Medication can play a huge role in reducing high blood pressure, a leading cause of stroke, heart attack and other serious health problems. Yet given the wide selection of drugs for doctors to choose from, figuring out which drug works best for someone is difficult.
But researchers may have found a better way to predict the effectiveness and side effects of blood pressure drugs, and it doesn’t involve taking a single pill.

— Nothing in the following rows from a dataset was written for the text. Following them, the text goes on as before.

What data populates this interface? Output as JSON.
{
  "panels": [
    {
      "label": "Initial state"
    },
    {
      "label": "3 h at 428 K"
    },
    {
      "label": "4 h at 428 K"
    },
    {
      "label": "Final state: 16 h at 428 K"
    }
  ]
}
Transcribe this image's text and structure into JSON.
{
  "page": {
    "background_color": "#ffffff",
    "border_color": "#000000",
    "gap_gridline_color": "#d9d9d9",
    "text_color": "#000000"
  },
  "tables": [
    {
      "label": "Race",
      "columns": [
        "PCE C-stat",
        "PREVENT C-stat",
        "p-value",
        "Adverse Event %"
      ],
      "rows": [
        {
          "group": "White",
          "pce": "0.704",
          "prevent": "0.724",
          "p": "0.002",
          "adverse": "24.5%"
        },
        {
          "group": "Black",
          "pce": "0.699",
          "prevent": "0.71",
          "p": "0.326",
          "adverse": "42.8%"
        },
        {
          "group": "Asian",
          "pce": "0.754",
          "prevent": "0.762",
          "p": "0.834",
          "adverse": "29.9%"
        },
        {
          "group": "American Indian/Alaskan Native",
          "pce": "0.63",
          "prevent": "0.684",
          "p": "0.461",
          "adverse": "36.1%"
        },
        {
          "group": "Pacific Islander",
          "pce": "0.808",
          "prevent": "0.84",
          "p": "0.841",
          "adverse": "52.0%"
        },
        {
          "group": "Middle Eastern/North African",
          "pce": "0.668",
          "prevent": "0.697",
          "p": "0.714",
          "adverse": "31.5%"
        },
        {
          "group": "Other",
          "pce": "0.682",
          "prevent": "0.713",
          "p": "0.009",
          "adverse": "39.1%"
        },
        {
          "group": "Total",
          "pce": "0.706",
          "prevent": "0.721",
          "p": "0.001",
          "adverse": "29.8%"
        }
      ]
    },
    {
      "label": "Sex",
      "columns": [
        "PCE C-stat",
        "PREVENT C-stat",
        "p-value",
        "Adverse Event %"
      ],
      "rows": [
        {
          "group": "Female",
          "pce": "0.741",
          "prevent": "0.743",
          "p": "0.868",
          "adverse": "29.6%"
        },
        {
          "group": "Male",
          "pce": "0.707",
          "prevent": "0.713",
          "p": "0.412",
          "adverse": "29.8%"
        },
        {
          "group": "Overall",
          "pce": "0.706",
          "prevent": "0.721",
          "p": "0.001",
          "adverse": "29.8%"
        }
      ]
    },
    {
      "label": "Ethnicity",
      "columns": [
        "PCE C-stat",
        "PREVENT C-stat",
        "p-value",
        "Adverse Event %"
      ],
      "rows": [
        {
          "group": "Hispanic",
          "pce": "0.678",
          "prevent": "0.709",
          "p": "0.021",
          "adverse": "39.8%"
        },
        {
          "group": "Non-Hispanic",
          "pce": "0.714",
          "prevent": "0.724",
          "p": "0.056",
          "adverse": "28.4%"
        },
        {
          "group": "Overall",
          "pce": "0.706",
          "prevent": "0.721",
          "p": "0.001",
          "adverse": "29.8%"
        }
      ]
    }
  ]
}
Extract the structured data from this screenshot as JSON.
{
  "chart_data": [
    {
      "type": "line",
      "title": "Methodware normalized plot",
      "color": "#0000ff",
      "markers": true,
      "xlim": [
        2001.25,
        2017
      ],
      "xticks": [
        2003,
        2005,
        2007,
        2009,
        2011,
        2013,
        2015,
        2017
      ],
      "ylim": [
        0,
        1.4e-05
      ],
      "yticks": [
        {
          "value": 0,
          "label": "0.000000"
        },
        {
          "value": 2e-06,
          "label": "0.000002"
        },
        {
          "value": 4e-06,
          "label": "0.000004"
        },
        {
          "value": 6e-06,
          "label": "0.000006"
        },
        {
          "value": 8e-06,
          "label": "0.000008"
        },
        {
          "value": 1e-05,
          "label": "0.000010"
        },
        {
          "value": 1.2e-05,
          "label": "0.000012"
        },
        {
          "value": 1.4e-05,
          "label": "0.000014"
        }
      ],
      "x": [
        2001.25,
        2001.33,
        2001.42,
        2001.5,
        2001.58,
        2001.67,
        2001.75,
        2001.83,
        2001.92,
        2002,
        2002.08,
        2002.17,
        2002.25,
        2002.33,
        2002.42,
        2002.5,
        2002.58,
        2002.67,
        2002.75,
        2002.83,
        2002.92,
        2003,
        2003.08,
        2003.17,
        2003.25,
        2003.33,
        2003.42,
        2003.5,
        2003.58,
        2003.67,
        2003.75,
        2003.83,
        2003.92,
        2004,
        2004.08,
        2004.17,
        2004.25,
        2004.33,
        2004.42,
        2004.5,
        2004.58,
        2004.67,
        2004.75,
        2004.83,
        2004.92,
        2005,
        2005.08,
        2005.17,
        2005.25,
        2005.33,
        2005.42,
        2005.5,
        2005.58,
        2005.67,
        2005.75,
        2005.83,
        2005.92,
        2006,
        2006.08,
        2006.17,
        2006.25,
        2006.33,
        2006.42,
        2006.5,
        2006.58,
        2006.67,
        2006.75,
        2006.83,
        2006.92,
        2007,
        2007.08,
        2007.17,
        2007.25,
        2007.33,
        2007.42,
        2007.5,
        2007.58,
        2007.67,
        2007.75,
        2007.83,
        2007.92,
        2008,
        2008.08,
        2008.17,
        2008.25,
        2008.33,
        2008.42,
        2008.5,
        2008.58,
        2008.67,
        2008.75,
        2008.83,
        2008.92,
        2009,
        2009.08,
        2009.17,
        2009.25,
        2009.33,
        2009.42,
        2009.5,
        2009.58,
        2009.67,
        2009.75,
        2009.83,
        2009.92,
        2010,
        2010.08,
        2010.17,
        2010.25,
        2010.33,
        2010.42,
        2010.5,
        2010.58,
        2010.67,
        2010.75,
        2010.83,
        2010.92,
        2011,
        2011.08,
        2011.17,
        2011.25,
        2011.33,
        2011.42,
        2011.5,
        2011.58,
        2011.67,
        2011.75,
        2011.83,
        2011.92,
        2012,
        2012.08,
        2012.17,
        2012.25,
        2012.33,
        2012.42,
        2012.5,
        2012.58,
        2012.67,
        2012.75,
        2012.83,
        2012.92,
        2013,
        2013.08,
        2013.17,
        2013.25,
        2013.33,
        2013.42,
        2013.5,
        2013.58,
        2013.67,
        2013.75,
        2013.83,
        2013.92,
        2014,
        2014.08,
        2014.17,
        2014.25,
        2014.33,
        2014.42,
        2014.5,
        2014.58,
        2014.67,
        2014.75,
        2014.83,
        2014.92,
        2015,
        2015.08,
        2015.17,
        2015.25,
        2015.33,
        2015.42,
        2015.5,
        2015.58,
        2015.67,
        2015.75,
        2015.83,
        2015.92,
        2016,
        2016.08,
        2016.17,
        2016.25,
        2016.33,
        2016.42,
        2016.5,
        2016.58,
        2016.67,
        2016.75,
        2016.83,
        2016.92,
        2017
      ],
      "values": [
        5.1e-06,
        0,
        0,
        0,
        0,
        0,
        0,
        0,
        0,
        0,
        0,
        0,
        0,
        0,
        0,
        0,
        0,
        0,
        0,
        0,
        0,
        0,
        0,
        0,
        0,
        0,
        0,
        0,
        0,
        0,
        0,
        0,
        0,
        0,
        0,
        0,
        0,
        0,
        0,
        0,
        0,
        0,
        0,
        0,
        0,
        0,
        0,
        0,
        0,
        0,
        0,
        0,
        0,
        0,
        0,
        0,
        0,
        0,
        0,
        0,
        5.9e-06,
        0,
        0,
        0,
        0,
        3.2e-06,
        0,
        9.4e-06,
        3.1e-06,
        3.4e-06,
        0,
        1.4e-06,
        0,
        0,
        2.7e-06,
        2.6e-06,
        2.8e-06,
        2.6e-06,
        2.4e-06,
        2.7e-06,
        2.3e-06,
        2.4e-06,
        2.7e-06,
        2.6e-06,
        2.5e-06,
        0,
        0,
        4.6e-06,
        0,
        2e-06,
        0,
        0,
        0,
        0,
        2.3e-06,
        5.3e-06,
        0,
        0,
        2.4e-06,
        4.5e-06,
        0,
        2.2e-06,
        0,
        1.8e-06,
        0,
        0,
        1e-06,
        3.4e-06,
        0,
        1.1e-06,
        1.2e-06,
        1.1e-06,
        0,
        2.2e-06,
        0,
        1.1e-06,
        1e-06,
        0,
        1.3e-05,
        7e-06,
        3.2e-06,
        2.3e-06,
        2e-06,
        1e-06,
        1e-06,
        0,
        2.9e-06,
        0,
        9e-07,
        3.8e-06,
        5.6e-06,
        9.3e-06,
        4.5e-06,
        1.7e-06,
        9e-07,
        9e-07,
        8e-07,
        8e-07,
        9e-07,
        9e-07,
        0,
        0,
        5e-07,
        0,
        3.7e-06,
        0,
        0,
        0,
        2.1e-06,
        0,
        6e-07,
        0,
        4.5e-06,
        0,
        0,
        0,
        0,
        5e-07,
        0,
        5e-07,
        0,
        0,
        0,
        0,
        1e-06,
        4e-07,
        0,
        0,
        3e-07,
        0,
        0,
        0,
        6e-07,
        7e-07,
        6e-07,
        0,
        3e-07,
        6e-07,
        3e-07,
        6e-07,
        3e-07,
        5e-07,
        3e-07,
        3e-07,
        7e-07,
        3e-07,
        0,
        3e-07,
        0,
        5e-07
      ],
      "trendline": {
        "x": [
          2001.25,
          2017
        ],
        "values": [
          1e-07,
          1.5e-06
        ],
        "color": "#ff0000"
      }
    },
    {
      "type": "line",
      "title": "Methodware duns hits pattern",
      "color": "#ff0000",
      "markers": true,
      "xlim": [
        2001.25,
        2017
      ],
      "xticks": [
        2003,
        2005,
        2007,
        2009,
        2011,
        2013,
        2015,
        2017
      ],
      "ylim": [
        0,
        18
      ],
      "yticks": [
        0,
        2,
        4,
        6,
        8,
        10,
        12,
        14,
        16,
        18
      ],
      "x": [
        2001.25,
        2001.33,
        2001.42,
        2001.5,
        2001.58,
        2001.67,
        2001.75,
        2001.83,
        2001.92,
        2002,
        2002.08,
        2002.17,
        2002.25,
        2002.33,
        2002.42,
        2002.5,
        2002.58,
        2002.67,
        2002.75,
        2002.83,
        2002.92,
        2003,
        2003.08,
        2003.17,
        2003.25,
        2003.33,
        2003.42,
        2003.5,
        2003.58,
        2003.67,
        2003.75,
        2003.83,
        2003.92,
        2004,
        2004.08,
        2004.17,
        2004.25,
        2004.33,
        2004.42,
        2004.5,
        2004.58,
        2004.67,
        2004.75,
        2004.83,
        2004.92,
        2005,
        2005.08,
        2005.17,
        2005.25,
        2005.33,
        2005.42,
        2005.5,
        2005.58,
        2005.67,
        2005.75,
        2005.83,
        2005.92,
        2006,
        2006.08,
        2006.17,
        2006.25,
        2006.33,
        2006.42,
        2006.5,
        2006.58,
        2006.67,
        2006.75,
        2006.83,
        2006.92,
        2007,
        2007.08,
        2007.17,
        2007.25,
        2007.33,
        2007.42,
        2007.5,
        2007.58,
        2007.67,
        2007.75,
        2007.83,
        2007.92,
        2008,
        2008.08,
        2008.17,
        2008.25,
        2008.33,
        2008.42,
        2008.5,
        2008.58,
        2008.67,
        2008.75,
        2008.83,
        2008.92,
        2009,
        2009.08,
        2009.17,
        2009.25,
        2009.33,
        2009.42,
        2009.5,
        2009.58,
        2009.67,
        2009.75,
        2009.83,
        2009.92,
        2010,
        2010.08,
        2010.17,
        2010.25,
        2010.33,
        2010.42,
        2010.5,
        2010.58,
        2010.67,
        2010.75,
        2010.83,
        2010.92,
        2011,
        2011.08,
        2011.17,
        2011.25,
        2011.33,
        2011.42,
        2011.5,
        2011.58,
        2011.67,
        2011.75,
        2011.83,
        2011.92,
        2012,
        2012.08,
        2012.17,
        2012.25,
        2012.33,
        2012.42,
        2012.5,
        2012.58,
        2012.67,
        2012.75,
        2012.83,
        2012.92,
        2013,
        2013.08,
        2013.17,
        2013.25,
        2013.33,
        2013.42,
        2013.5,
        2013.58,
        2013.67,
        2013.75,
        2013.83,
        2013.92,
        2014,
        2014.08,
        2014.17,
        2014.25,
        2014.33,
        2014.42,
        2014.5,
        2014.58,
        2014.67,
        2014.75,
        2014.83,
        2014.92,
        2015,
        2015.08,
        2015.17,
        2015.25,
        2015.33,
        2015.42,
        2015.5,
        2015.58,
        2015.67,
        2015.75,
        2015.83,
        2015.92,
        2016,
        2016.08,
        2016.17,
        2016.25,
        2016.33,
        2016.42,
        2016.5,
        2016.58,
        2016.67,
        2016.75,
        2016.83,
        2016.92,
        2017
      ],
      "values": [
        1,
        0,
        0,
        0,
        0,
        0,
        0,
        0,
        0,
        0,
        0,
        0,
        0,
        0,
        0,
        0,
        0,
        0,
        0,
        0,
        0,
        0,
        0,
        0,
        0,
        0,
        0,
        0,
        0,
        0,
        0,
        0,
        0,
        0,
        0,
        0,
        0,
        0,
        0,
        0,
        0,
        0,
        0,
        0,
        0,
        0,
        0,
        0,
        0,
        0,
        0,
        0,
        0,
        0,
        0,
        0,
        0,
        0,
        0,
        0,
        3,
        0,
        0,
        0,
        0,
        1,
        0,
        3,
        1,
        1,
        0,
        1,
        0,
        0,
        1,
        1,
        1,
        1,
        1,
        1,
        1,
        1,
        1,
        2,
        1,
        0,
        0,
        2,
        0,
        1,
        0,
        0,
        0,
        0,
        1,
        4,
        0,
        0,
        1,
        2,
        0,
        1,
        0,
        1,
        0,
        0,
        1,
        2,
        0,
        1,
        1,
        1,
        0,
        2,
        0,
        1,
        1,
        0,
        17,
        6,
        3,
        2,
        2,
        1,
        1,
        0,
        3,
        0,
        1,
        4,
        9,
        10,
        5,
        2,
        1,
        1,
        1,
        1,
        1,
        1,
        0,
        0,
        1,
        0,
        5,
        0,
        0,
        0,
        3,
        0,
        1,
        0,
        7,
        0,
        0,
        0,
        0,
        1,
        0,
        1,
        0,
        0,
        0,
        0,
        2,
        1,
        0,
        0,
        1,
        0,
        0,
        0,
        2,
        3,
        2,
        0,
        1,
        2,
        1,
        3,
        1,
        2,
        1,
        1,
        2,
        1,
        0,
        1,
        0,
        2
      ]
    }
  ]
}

Instead, it relies on genetics.
In a new study published Tuesday in the American Heart Association journal Circulation, researchers tapped into a large genetic database in the United Kingdom to look for specific genes that contain the instructions for making proteins targeted by three commonly used blood pressure medicines – ACE inhibitors, beta-blockers and calcium channel blockers.
They then used people’s genes to evaluate what a drug would do – both benefits and harms.
Researchers were able to match certain variations in genes with the drug class’s effect on lowering heart disease and stroke risk. But they found a possible complication from one particular category of blood pressure drugs examined in the study.
The genetic variants targeted by calcium channel blockers had a “previously unreported possible side effect.” Specifically, they were linked to an increase risk of developing diverticulosis, a condition where small pouches develop along the walls of the large intestine. When the pouches get infected or tear, these complications can lead to hospitalization.
“As far as we know, this effect isn’t related to blood pressure at all, and this is very much a novel insight generated by the study,” said the study’s lead author, Dr. Dipender Gill, a clinical research fellow at Imperial College London.
Researchers corroborated the association between calcium channel blockers and diverticulosis by tapping into another genetic database, this one of DNA samples available through the biobank operated by Vanderbilt University in Tennessee.
An estimated 874 million adults worldwide have high blood pressure, often called “the silent killer” because it rarely shows obvious symptoms while it wreaks havoc on the body. Also called hypertension, high blood pressure is usually treated through lifestyle modifications – specifically changes in diet and physical activity levels – and the use of one or more medications.
But most high blood pressure drugs are tested in older or high-risk populations for a relatively short period of time, and the trials rarely capture side effects beyond the more obvious ones.
“The real strength of the study is that it was able to assess for unexpected effects of medications on human health in an unbiased way,” said Dr. Kiran Musunuru, an associate professor of cardiovascular medicine and genetics at the University of Pennsylvania, who was not involved in the research.
“There’s no obvious connection that would have led the medical community to suspect a link between calcium channel blockers and diverticulosis, but it appears there might be one after all,” he said. “The idea of using genetic variants that mimic the effects of medications to get a better sense of whether the drugs will be effective and safe, before the medications are used in people, will be an important element of drug development going forward.”
But Musunuru warned the connection between calcium channel blockers and diverticulosis is still preliminary and isn’t enough for medical providers and their patients to stop using calcium channel blockers for that reason alone.
“These medications are very useful. The doctor’s prescribing them for an important reason. What we’ve highlighted is information that should inform further study and investigation,” he said.
Gill said although the study offers “novel insight” into possible side effects of calcium channel blockers, the bigger implication is for future research.
“In the current era, the vastness of genetic data makes it possible to do very advanced and sophisticated analyses very rapidly,” he said.
Ioanna Tzoulaki, the study’s senior author and an epidemiologist at Imperial College London, added, “This approach is evolving as a powerful cost- and time-efficient tool to help prioritize or design those trials that are more likely to be successful.”